PODS 2023: Keynote Talk
Databases as Graphs: Predictive Queries for Declarative Machine Learning
Speaker: Jure Leskovec (Stanford)
Abstract
The era of intelligent systems and applications is here and AI has been disrupting science and industry. The speed of change has been breathtaking. However, building AI-based solutions is hard, training Machine Learning models and putting them in production takes highly-skilled teams months if not years. There is a real need to drastically simplify machine learning workflow and bring AI closer to users, and make it accessible to a wide range of audiences. In this talk, I present Kumo, a no-code machine learning platform that enables data scientists to solve a wide range of machine learning problems over relational tables in a database in a simple declarative way.
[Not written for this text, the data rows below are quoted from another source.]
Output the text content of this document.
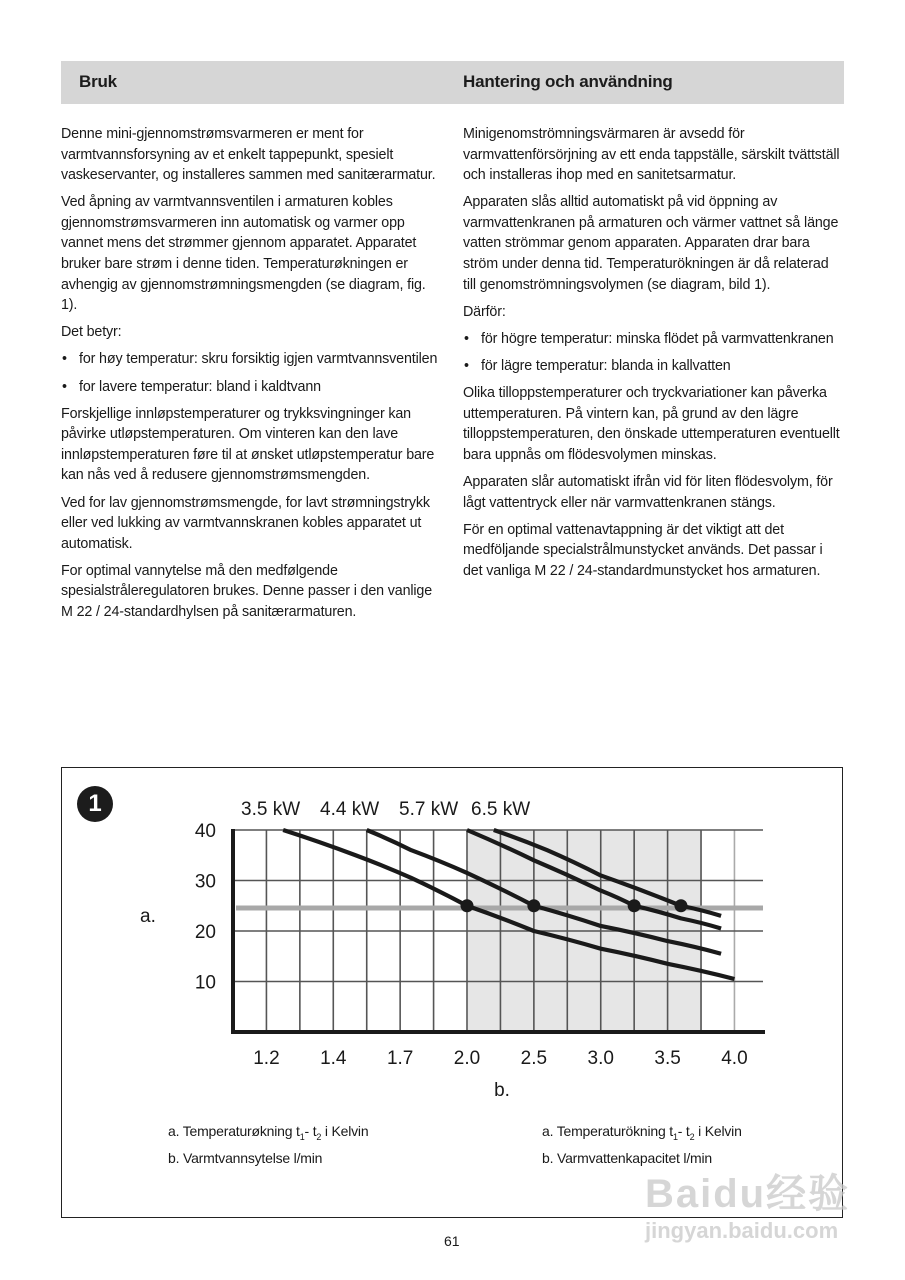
Bruk	Hantering och användning

Denne mini-gjennomstrømsvarmeren er ment for varmtvannsforsyning av et enkelt tappepunkt, spesielt vaskeservanter, og installeres sammen med sanitærarmatur.

Ved åpning av varmtvannsventilen i armaturen kobles gjennomstrømsvarmeren inn automatisk og varmer opp vannet mens det strømmer gjennom apparatet. Apparatet bruker bare strøm i denne tiden. Temperaturøkningen er avhengig av gjennomstrømningsmengden (se diagram, fig. 1).

Det betyr:

• for høy temperatur: skru forsiktig igjen varmtvannsventilen
• for lavere temperatur: bland i kaldtvann

Forskjellige innløpstemperaturer og trykksvingninger kan påvirke utløpstemperaturen. Om vinteren kan den lave innløpstemperaturen føre til at ønsket utløpstemperatur bare kan nås ved å redusere gjennomstrømsmengden.

Ved for lav gjennomstrømsmengde, for lavt strømningstrykk eller ved lukking av varmtvannskranen kobles apparatet ut automatisk.

For optimal vannytelse må den medfølgende spesialstråleregulatoren brukes. Denne passer i den vanlige M 22 / 24-standardhylsen på sanitærarmaturen.

Minigenomströmningsvärmaren är avsedd för varmvattenförsörjning av ett enda tappställe, särskilt tvättställ och installeras ihop med en sanitetsarmatur.

Apparaten slås alltid automatiskt på vid öppning av varmvattenkranen på armaturen och värmer vattnet så länge vatten strömmar genom apparaten. Apparaten drar bara ström under denna tid. Temperaturökningen är då relaterad till genomströmningsvolymen (se diagram, bild 1).

Därför:

• för högre temperatur: minska flödet på varmvattenkranen
• för lägre temperatur: blanda in kallvatten

Olika tilloppstemperaturer och tryckvariationer kan påverka uttemperaturen. På vintern kan, på grund av den lägre tilloppstemperaturen, den önskade uttemperaturen eventuellt bara uppnås om flödesvolymen minskas.

Apparaten slår automatiskt ifrån vid för liten flödesvolym, för lågt vattentryck eller när varmvattenkranen stängs.

För en optimal vattenavtappning är det viktigt att det medföljande specialstrålmunstycket används. Det passar i det vanliga M 22 / 24-standardmunstycket hos armaturen.

1	3.5 kW 4.4 kW 5.7 kW 6.5 kW
10
20
30
40
1.2 1.4 1.7 2.0 2.5 3.0 3.5 4.0
a.
b.
a. Temperaturøkning $t_1-$ $t_2$ i Kelvin
b. Varmtvannsytelse l/min
a. Temperaturökning $t_1-$ $t_2$ i Kelvin
b. Varmvattenkapacitet l/min
61
Baidu经验
jingyan.baidu.com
Kumo provides a SQL-like Predictive Query language that allows for declarative specification of machine learning problems in a wide array of applications from sales and marketing to customer retention and recommender systems. The key insight in Kumo is that relational schema can be represented as a heterogeneous hypergraph. Such graphs are emerging as an abstraction to represent complex data and Deep Graph Neural Networks (GNN) can then be used to learn optimal feature representation for any entity of interest. Automatic learning to encode graph structure into low-dimensional embeddings brings several benefits: (1) automatic learning from the entire data spread across multiple relational tables (2) no manual feature engineering as the system learns optimal embeddings; (3) state-of-the-art predictive performance. Building such a distributed system for GNN training and inference poses several interesting algorithmic and data processing challenges, which we address by innovative machine learning methods and careful algorithm/architecture codesign. Kumo has already been successfully deployed at several major companies.